Otto Steidle, Ralph und Doris Thut entwickelten gemeinsam die Wohnanlage in der Genter Straße. Die sieben Wohneinheiten waren für Familie, Freunde und das eigene Architekturbüro bestimmt, das sich dort bis heute weiterentwickeln konnte. Drei ähnliche, mit den jeweiligen Nutzern vor der Fertigstellung abgestimmte Hausgruppen folgten zwischen 1972 und 1976 in der Nachbarschaft, so dass nach und nach ein durch Wege, Treppen, Plätze und Gärten verbundenes, fast dörfliches Quartier entstand.

Baumgleich setzen die Betonstützen mit ihren allseits auskragenden Konsolen den Rahmen, der ein Weiterbauen anzeigt. Je nachdem, in welcher Höhe die Träger aufliegen, ergeben sich versetzte Bühnen, die ein-, eineinhalb- oder auch zweigeschossige Räume erlauben. Durch die in versetzten Ebenen sitzende Pfosten-Riegel-Fassade bilden sich Erker, Loggien und Terrassen aus. Das vielgliedrige Fachwerk bedingt ein lebendiges Spiel mit Glasflächen und farbigen Paneelen, die – wo nötig –Sichtschutz gewähren.
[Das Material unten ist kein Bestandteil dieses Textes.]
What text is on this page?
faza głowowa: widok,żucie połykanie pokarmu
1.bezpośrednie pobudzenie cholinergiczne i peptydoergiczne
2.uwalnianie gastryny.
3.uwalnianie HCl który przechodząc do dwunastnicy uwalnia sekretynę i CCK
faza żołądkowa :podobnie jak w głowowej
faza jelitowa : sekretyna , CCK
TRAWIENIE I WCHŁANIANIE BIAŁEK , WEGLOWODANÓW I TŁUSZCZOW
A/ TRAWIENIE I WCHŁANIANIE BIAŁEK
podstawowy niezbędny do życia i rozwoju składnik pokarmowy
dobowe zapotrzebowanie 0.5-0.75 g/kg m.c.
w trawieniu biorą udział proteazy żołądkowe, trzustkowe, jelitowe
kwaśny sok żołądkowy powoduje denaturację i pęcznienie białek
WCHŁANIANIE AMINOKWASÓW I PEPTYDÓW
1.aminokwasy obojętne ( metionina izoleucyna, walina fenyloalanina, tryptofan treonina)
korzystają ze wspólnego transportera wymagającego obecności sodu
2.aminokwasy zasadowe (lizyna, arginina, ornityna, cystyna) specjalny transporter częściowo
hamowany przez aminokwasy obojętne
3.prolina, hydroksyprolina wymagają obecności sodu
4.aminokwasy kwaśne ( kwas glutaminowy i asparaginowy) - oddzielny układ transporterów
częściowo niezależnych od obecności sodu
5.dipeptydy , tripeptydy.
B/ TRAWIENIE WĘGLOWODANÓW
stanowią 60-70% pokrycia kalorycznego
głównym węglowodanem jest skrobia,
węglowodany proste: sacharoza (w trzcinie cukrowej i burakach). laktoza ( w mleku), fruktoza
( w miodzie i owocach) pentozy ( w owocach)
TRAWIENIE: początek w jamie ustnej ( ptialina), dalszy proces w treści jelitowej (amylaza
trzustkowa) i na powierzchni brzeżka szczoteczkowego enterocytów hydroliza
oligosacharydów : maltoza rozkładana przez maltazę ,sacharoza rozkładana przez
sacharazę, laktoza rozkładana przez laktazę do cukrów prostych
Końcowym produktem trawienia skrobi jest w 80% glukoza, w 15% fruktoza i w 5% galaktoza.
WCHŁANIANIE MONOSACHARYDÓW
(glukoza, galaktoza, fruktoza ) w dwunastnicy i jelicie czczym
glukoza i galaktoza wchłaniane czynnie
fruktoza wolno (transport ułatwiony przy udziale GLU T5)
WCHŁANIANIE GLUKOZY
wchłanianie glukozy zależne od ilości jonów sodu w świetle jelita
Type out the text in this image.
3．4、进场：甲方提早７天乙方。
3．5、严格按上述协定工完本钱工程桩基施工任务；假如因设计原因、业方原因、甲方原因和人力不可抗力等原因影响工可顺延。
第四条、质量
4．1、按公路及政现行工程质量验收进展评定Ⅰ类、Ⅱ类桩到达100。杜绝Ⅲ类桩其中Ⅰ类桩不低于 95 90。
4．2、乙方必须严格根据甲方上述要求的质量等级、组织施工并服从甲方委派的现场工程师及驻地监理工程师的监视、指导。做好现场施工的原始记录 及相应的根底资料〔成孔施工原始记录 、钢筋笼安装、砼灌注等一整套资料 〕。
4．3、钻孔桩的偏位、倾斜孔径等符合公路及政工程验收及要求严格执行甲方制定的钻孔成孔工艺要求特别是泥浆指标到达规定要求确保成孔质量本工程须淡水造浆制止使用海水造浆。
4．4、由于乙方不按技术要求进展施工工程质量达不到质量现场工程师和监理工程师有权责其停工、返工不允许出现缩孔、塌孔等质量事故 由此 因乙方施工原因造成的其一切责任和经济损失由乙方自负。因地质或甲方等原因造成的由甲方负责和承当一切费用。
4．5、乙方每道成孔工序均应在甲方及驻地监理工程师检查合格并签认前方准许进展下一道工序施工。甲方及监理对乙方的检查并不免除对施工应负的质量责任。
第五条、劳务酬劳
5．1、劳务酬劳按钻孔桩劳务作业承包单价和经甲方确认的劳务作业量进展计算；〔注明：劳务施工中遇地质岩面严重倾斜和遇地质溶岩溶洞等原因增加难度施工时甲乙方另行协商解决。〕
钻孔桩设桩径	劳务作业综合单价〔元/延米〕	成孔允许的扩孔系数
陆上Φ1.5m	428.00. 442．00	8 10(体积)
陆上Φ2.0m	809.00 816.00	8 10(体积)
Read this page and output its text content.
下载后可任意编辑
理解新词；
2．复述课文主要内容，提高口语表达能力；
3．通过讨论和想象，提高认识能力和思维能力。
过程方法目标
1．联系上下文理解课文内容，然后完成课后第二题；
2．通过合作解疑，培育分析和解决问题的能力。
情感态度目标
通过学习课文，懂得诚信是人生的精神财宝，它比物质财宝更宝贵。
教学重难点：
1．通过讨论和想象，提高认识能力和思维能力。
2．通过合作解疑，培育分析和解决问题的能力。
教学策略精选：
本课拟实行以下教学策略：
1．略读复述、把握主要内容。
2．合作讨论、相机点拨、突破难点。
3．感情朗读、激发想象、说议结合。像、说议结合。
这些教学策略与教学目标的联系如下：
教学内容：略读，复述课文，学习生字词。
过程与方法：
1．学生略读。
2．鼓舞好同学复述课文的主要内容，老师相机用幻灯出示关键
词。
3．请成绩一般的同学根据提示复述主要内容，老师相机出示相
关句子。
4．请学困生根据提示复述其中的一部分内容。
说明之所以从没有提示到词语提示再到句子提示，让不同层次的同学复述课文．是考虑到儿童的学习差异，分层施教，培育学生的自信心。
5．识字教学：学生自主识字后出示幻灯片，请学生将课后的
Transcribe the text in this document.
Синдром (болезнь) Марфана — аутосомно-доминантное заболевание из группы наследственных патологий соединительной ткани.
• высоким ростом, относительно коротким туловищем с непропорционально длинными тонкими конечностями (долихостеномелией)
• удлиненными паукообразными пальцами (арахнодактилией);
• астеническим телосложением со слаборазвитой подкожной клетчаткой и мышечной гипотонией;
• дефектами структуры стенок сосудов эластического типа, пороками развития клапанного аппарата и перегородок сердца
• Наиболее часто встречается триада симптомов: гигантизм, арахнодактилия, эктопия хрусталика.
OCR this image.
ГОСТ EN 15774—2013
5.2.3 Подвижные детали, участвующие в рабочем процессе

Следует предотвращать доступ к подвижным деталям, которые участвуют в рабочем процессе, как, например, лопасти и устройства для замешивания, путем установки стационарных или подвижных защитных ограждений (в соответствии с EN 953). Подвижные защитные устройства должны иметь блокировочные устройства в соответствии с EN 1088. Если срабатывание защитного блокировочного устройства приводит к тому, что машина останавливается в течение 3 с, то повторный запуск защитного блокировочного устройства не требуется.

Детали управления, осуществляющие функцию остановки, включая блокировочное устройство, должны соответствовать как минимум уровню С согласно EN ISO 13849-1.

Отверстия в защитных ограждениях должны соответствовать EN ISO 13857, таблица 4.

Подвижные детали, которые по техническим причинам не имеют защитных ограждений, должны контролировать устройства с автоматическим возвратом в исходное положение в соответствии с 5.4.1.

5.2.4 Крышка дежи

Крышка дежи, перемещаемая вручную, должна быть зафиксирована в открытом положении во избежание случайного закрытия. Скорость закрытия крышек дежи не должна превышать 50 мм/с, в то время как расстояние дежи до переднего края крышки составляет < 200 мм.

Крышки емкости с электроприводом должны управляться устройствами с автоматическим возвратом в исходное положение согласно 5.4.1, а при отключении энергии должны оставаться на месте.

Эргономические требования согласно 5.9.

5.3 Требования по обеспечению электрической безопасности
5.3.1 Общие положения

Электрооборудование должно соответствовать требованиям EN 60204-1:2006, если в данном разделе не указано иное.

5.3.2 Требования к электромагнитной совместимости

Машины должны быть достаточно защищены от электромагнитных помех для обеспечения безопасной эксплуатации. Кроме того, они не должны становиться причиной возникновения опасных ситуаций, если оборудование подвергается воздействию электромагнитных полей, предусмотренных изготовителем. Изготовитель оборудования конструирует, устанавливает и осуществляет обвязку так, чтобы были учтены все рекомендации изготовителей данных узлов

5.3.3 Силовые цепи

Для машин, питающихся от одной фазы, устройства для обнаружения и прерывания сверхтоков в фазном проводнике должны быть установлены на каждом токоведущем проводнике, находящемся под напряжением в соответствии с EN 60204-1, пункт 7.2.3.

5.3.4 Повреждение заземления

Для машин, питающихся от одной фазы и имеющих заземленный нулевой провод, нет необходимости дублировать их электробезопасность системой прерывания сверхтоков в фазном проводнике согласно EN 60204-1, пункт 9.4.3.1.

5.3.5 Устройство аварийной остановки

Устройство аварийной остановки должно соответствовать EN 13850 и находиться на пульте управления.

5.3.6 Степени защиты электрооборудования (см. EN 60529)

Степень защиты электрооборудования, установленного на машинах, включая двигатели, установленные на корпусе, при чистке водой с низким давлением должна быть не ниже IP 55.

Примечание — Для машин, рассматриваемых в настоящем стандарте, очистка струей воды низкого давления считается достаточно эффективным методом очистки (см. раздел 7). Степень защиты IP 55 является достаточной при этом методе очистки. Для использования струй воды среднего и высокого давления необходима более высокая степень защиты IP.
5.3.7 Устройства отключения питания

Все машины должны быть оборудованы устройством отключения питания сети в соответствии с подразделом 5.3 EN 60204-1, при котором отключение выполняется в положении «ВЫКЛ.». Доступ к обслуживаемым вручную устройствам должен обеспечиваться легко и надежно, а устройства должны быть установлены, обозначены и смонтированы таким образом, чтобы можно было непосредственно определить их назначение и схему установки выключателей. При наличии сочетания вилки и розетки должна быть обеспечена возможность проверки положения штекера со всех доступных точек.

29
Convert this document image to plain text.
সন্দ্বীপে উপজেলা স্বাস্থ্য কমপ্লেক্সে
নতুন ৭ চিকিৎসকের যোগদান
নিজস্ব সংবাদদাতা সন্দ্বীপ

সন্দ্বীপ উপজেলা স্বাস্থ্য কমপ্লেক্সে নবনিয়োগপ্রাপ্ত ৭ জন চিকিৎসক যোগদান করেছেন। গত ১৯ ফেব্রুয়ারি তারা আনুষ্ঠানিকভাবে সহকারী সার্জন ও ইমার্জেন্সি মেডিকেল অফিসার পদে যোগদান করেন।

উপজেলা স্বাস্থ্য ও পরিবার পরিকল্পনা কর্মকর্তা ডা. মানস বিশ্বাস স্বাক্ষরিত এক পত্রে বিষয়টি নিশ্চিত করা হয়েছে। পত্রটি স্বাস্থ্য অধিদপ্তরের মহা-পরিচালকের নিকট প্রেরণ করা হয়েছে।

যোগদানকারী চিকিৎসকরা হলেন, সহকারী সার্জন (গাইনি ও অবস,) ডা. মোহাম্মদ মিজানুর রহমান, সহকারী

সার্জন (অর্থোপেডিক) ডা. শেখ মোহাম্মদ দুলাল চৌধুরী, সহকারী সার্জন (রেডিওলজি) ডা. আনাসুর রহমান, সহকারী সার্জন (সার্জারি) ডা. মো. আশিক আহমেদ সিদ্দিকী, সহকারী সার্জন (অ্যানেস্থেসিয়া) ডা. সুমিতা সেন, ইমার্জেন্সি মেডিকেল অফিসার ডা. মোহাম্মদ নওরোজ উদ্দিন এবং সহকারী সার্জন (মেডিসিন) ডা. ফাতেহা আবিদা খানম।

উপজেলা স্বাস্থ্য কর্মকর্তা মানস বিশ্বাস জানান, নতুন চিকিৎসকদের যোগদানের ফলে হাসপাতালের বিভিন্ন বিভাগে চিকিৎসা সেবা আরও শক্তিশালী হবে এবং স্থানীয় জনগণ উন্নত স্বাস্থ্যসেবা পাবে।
Wie wichtig bei einem so offenen System die Erschließung ist, zeigen die Außentreppen: Sie schlagen Brücken, bauen Zwischenverbindungen und schaffen die Voraussetzung für Trennungen. Dabei inszenieren sie Bewegung und Begegnung. Der stets veränderliche Systembau bewährt sich als soziale Plastik und begeistert durch seine noch immer gegenwärtige Architektur.